In a discussion about horses performing one direction better than another, Goodnight compared horses to people.

“A horse’s brain is similar to a human’s anatomically, although they do not think and process information in the same way,” Goodnight said.

Human traits, such as artistic talent and higher logic abilities, are not qualities of horses. “They simply do not have that intellectual capacity,” Goodnight contended.

Like the human brain, the horse brain is divided into two lobes, the right brain and the left brain. “Also like humans, the right brain controls the left side of the body and visa-versa,” Goodnight revealed.

Two hemispheres of the brain are connected with neurological connective tissue which allows messages to be transferred back and forth between the two parts.

“In humans, the connective tissue is highly developed,” Goodnight insisted. However, in horses, it is undeveloped. Hence, the one-side nature of horses.

“Humans think with both sides of our brain all the time,” she continued. “When we talk about someone who is ‘right brained,’ we are saying that person’s right brain is dominant, and since the capacity of creativity is in the right side of the brain, that person has more artistic ability.”

Everybody has the capacity for creativity, but some people seem to have more talent than others. “Remember, these are human traits, not equine,” Goodnight clarified.

A story was related about a horse that appeared to have mathematical abilities.

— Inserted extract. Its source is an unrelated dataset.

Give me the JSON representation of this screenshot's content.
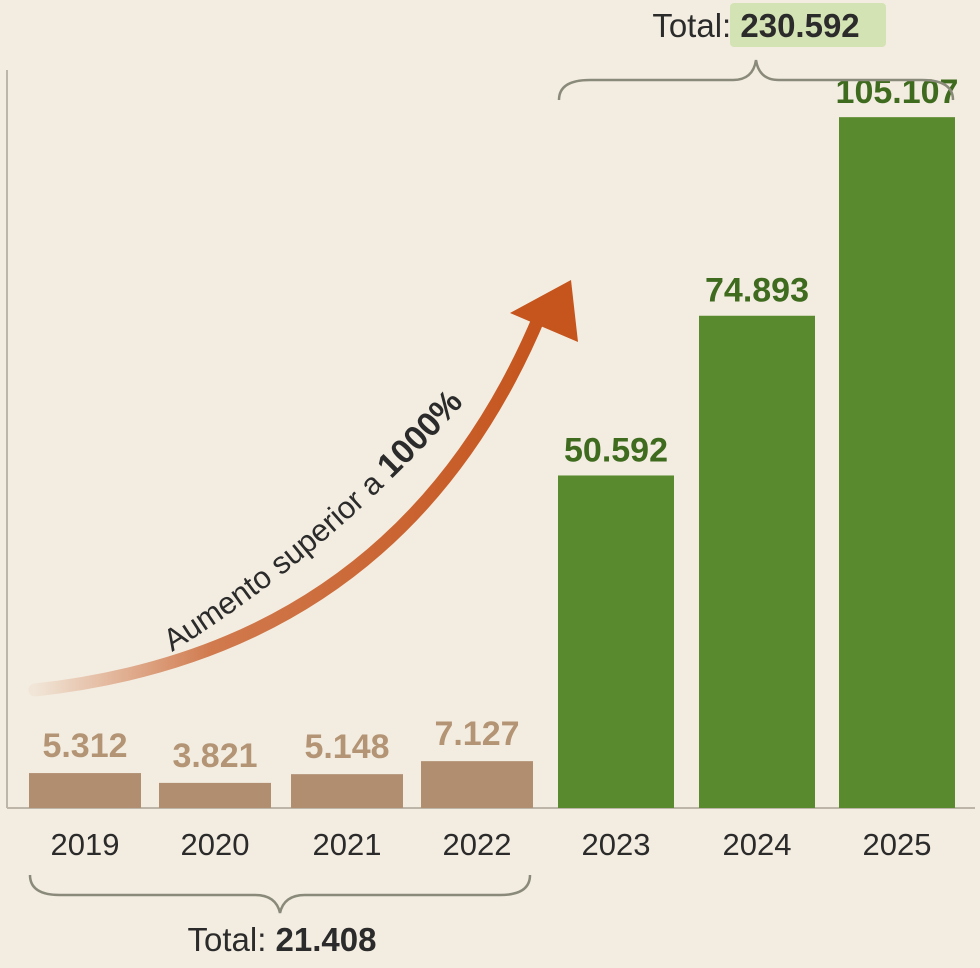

The horse could paw out the answer to any math problem, even when the owner wasn’t present. After much testing, animal behaviorists were stumped as to how the horse was able to do math.

Finally, someone had the idea to put a visual barrier between the human and the horse, and the horse could no longer solve problems.

“The moral of the story is that the horse had learned to watch the human for reactions that indicated he had the correct answer,” Goodnight explained. “He would begin to paw until he saw the right reaction from the person and then quit. It worked every time, and the horse was a genius, but he did not have mathematical ability.

“This is another example of how horses train humans, but that is a whole different subject,” Goodnight quickly added.

So, horses don’t  have the intellectual capabilities for  personality traits like in humans.

“Since we cannot interview the horse or test his skills, it is hard to say how the brain affects his personality,” Goodnight continued. “The dominant side does affect how the horse moves and responds to signals from its environment.”

It also affects how the horse learns. “Although horses have little intellectual capacity in terms of logic and problem solving, they do learn quite well,” Goodnight credited. “For better or for worse, horses learn the wrong things just as quickly as the right thing, and it seems like it is far easier to teach them the wrong things.”

Since there is little communication between the hemispheres of the horse’s brain, a horse pretty much thinks with one side of his brain at a time.

“This has many implications for behavior and safety,” Goodnight analyzed. “For learning, this one-sidedness means that we have to train both sides of the horse’s brain, but we should only work on one side of the horse at a time.”

In other words, when training the horse to be mounted, one would work first on the left side, train the skill thoroughly, and then go to the right side of the horse and start again with the training.

“For some horses, the second side will come quickly, but for others, it is like starting all over,” Goodnight recognized. “Being able to switch from side to side fluidly with any skill will only happen once the horse is thoroughly trained on both sides.

“How quickly a horse picks up a new skill on the second side is a good indicator of how balanced, or two-sided the horse may be, and of course is a good sign for performance training,” Goodnight concluded.